Three years later, an unexpected opportunity arose to take a role with the US Department of Health and Human Services, working on the intersection of health policy and social determinants. This broad range of experience helped Joynt Maddox solidify her health policy focus. “I got to see firsthand how health policy can make an impact on patients, which is why we are here in the first place.”
For the last four years, Joynt Maddox has been at Washington University, still researching how health policy impacts peoples’ lives. She feels that more professionals with a clinical perspective need to be involved in the discussions around health policy, and finds that interest among clinicians is growing.
From her mentoring work within the department, Joynt Maddox sees that health policy and public health are much more front of mind, particularly among trainees considering how to combine an academic career with an interest in health policy and equity. “A lot of medical students come to me asking whether it is possible to do health policy and equity work as a career. They come to medical school knowing they care about these issues, but not knowing how to turn those interests into a career pathway.”
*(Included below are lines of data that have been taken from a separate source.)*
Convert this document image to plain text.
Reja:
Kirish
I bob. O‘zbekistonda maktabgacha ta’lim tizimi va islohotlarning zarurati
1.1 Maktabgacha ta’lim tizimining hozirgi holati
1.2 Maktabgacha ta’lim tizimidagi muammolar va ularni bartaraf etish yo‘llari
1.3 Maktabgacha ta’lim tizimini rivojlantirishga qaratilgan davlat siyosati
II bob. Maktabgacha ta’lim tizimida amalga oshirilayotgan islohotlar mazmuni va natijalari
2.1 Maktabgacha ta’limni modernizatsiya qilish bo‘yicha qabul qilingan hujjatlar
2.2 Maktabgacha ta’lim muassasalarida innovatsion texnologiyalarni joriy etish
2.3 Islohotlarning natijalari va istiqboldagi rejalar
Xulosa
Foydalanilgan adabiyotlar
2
While at WashU, Joynt Maddox has been an active mentor to many students and trainees. Former clinical cardiology fellow and current faculty member, Gmerice Hammond, MD, MPH worked with Joynt Maddox for two years as part of a cardiovascular health policy research fellowship, during which her focus was the intersection of racial equity and health policy. Together they published “A Theoretical Framework for Clinical Implementation of Social Determinants of Health” in the October 2019 issue of JAMA Cardiology on the need to address social determinants of health to reduce racial health care inequities and improve population health.
Much of Joynt Maddox’s research over the years has focused on improving the measurement of the quality and efficiency of physicians, hospitals, and health systems; understanding the impact of policy interventions on health care, with a focus on value-based and alternative payment models; and reducing disparities in care, with a focus on vulnerable populations including racial and ethnic minorities, individuals living in poverty, individuals with disabilities, frail elders, and those in rural areas. Her research specific to rural populations and stroke risk was featured recently in the documentary “Bridging the Great Health Divide”. In the film, Joynt Maddox weighs in on the growing fatalities from stroke and the lack of access to emergency and preventative care in rural areas.
Since the pandemic began, her research has expanded to focus on health disparities in relation to COVID, with a particular focus on the effects of the disruption COVID has caused in usual health care delivery. In May 2021, she was the senior researcher on a study entitled “Racial and Ethnic Disparities in Heart and Cerebrovascular Disease Deaths during the COVID-19 Pandemic in the United States” published in the journal Circulation. The research concluded that during the COVID-19 pandemic, Black, Hispanic, and Asian populations experienced a disproportionate rise in deaths caused by heart disease and cerebrovascular disease, suggesting that these groups have been most impacted by the indirect effects of the pandemic.
The spillover effects of COVID have highlighted major weaknesses in our health care safety net. We need to have a better understanding of those effects, how they have impacted vulnerable populations, and what mitigation strategies will be most effective to reduce inequities in the future.Karen Joynt Maddox, MD, MPH, Associate Professor of Medicine, Cardiovascular Division and Co-Director of the Center for Health Economics and Policy at the Institute for Public Health at Washington University
Research on the horizon for Joynt Maddox includes studying the effects of COVID’s nursing home “lockdowns” on socially vulnerable older adults living in long-term care, as well as examining differences in the way COVID disrupted health care for people living in rural versus urban areas. In the long term, she hopes to identify the ways COVID’s “spillover” effects could widen inequities in cardiovascular and cerebrovascular disease well after COVID-19 is under control.
According to Joynt Maddox, “The spillover effects of COVID have highlighted major weaknesses in our health care safety net. We need to have a better understanding of those effects, how they have impacted vulnerable populations, and what mitigation strategies will be most effective to reduce inequities in the future.”